This poses a problem if you, as we did, assume that each Lambda should do one thing at once. Currently AWS has 15 standard regions. As originally written, we were checking each region for each customer in a separate Lambda invocation - giving us a total of 180 invocations per hour per customer. These Lambdas were taking between 500 and 4000 ms to execute. Forgetting about the generous free tier, that meant that just resource discovery alone was going to cost us over $55 per month per customer - something that clearly wasn’t going to work with our planned pricing.
Programming languages have attempted to solve concurrency in their respective runtimes. FaaS platforms invert the problem.— Kelsey Hightower (@kelseyhightower) August 22, 2018
Fortunately for us, we made the decision from the outset to write everything in Go. Go was selected primarily because of a belief that it is the language that best lends itself to code readability, but it has another feature that is rightly very popular - Goroutines. Goroutines are a way of writing code which can run concurrently, whilst letting Go handle how many threads should actually be running at once. It’s perfectly reasonable to have hundreds of thousands of Goroutines running concurrently, especially when most of these are blocked waiting on a response, as in our case.

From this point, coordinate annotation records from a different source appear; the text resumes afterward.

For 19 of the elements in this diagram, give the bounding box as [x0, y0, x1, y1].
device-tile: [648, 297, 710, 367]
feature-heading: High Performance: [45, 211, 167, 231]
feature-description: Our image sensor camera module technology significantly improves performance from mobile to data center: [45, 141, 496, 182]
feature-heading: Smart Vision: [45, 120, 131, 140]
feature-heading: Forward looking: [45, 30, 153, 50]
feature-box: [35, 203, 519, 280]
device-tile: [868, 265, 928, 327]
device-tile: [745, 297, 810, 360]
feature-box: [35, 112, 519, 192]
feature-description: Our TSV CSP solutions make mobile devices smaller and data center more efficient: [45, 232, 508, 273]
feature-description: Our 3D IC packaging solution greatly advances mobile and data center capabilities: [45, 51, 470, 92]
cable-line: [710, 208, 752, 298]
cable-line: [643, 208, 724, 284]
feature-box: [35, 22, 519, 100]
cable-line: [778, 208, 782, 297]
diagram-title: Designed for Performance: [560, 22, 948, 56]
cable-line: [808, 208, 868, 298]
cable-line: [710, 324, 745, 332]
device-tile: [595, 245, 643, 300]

In a single morning we refactored the code to use a single Lambda invocation every minute, operating on 20% of the customer base each time. This Lambda spawns a Goroutine per customer, which spawns a Goroutine per region, which spawns a Goroutine per AWS service. The Lambda execution time hasn’t increased significantly, because as before we’re mainly waiting on network I/O - we’re just waiting on a lot more responses at the same time in a single Lambda function. Cost per customer is now much more manageable however, becoming lower and lower with every sign up.
Since refactoring in this way, we’ve started using Goroutines throughout the code base. In particular, when calling DynamoDB to fetch multiple items across different partition keys, doing this concurrently has brought a significant speed up.

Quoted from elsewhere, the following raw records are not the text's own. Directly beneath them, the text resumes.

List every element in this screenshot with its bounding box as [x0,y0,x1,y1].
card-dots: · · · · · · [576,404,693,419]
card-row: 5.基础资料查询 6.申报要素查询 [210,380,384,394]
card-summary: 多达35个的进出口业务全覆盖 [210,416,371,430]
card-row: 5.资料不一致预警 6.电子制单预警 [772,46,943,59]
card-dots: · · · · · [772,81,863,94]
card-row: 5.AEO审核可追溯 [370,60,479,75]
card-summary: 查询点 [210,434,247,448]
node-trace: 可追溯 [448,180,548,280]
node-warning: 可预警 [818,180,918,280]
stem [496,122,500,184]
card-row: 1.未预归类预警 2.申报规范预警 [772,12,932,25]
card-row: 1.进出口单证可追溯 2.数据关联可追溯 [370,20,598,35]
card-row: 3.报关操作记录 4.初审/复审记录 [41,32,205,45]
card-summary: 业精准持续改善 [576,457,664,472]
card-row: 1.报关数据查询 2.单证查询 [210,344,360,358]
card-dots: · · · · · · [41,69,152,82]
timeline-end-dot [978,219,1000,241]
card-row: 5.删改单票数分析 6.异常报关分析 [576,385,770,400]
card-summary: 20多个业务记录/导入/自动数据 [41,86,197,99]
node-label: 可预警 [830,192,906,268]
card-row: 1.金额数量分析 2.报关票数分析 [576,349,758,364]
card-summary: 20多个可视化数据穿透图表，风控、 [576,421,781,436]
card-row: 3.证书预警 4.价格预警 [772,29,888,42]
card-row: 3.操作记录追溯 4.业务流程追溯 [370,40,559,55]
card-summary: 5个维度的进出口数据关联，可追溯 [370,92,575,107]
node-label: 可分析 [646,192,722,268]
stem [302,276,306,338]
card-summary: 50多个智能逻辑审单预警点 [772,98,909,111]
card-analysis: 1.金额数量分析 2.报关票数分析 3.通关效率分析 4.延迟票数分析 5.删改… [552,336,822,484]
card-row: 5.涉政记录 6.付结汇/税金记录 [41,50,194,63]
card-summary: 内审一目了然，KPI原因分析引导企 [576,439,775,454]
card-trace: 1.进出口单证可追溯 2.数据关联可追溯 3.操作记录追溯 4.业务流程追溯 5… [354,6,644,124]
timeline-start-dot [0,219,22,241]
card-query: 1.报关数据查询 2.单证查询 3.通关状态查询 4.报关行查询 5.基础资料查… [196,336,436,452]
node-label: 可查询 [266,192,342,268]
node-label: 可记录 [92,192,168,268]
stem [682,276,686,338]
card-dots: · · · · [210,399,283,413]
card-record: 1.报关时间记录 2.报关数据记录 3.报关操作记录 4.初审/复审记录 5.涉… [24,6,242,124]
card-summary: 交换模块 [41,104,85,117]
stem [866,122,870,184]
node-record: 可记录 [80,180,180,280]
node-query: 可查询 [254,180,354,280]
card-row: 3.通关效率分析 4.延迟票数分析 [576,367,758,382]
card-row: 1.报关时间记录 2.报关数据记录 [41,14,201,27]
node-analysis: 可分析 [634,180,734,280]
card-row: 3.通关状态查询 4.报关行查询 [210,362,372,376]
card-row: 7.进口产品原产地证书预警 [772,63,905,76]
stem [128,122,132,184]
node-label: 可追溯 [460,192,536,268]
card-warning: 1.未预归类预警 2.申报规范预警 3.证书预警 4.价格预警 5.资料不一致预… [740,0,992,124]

I’m certainly not advocating for large monoliths in Lambda. I’d definitely agree with the idea that serverless functions should conceptually be doing a single task. I think the idea that a Lambda should be single threaded to achieve this is wrong, however. That means that selecting a programming language to write Lambda functions in based on this assumption is also incorrect.
Most of all - don’t assume ‘best practice’ is always the best way for your use case.